According to Pizzi, one of the main points the panel made was that large language models are now becoming a part of daily life, with ChatGPT bringing them into the mainstream. “There’s no question that artificial intelligence is here to change healthcare and will impact HEOR as well,” she said. “Where we as a field could have a significant impact is that when we talk about these large language models, we’re effectively talking about taking enormous volumes of text or unstructured data and creating standardized data from that. But the question is, once it’s standardized, how do you validate it? And we know how to validate measures. We’ve done it for patient-reported outcomes measures and other types of survey instruments that we use in the field. We have to point our methods now towards the structured data that are emerging from these large language models.”


Knowledge Treasure of Poster Sessions
Among the many learning opportunities at ISPOR 2023, there were more than 2000 research posters presented—most of them now available in the online ISPOR Presentations Database.

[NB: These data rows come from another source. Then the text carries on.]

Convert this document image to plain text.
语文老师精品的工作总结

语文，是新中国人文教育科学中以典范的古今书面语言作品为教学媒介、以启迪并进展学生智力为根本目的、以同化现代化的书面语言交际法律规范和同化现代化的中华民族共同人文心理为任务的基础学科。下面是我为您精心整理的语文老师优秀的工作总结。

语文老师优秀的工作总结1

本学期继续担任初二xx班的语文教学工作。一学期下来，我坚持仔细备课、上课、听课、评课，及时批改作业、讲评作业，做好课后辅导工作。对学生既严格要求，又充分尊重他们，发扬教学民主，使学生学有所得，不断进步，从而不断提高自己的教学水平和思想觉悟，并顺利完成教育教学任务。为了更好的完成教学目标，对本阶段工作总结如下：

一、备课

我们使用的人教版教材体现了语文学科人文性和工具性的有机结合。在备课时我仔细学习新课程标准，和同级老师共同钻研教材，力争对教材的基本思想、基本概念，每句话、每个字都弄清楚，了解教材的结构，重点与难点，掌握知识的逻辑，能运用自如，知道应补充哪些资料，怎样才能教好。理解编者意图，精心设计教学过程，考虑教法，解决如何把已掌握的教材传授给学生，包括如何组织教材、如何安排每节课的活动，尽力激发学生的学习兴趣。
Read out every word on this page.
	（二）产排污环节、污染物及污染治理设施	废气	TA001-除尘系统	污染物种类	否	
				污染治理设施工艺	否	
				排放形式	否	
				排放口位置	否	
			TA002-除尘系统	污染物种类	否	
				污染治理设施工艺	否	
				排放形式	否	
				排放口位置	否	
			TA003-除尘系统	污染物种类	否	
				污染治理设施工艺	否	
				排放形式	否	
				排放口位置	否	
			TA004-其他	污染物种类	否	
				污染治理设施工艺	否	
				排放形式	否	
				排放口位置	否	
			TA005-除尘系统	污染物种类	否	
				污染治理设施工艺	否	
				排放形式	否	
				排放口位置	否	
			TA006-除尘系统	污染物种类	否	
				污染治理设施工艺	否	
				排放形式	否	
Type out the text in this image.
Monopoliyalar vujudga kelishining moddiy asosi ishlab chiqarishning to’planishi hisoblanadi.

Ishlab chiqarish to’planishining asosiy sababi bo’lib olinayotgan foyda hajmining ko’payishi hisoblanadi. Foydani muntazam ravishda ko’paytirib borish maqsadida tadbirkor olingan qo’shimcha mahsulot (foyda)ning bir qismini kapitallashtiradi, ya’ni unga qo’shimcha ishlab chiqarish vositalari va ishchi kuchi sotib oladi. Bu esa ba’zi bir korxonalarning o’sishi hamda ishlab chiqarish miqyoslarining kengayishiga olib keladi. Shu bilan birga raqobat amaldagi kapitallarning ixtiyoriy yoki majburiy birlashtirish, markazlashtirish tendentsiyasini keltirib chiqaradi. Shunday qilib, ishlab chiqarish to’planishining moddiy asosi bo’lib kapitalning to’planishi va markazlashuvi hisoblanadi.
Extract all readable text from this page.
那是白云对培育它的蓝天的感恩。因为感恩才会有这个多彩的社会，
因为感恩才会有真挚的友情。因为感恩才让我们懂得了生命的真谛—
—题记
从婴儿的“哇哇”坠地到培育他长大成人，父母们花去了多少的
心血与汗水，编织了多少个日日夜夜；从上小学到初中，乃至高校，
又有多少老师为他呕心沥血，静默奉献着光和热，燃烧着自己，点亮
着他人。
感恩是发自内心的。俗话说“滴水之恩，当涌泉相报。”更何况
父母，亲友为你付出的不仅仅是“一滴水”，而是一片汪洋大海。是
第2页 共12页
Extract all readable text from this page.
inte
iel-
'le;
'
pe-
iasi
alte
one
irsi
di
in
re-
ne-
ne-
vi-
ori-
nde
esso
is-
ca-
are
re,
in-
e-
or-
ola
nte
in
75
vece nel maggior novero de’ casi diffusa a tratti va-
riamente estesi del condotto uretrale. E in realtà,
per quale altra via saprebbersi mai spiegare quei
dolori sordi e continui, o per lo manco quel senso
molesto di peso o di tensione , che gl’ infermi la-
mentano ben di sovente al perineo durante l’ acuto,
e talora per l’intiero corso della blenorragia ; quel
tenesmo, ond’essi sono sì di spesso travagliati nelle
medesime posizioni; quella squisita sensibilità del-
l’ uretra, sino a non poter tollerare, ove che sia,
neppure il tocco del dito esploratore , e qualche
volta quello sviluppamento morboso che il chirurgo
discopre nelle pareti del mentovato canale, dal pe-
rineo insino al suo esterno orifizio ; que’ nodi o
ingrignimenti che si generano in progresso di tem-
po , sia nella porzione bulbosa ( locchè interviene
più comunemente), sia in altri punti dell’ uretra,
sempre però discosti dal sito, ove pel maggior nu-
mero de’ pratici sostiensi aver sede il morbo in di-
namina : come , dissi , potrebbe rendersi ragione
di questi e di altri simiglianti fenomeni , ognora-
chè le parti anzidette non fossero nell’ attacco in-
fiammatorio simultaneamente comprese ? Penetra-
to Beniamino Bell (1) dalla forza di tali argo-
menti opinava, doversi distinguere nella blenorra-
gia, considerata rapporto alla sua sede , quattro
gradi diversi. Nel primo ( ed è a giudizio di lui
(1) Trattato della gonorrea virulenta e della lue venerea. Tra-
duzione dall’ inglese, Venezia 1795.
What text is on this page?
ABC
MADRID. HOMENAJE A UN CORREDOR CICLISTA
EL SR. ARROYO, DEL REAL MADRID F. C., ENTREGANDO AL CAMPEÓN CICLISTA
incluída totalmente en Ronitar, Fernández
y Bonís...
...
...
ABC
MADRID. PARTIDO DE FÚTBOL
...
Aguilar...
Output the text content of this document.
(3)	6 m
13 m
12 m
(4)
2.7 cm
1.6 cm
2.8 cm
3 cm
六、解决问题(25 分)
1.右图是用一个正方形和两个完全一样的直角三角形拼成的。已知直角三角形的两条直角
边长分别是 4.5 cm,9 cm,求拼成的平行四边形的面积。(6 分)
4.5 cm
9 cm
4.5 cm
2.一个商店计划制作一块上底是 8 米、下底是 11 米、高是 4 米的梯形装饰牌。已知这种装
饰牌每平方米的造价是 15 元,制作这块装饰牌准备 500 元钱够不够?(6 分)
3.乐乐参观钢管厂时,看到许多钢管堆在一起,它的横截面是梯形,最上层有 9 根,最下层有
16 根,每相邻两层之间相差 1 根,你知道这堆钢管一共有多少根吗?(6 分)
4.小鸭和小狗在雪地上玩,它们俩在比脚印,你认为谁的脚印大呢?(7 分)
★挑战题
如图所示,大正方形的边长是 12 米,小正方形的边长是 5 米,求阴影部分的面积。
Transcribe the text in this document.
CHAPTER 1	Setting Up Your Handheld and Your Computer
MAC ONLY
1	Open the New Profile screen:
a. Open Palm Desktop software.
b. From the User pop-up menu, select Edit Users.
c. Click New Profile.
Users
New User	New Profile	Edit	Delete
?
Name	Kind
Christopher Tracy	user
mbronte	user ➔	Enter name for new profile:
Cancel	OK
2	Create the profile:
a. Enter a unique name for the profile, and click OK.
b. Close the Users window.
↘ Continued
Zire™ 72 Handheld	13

Amy Buchanan Hughes took attendees on a poster tour sharing research on the topic of real-world evidence. Some of these posters focused on target trial emulation, the use of real-world data to emulate randomized clinical trials. One presenter shared the results of an emulated target trial using a couple of different methods, yielding “relatively robust” results. According to Hughes, “That was quite reassuring to see that we are applying methods that we’ve been hearing about throughout the conference in in quite high-level ways and quite generalized terms.”

Khalid Kamal, PhD, chair and professor of pharmaceutical systems and policy, West Virginia University School of Pharmacy, moderated a poster tour on pricing reimbursements. The presentations included posters on the impact of biosimilars and how they can reduce biologic or the therapeutic products and their pricing, as well as hepatitis C treatment and pricing trends globally.

About the author
Christiane Truelove is a freelance medical writer based in Bristol, PA.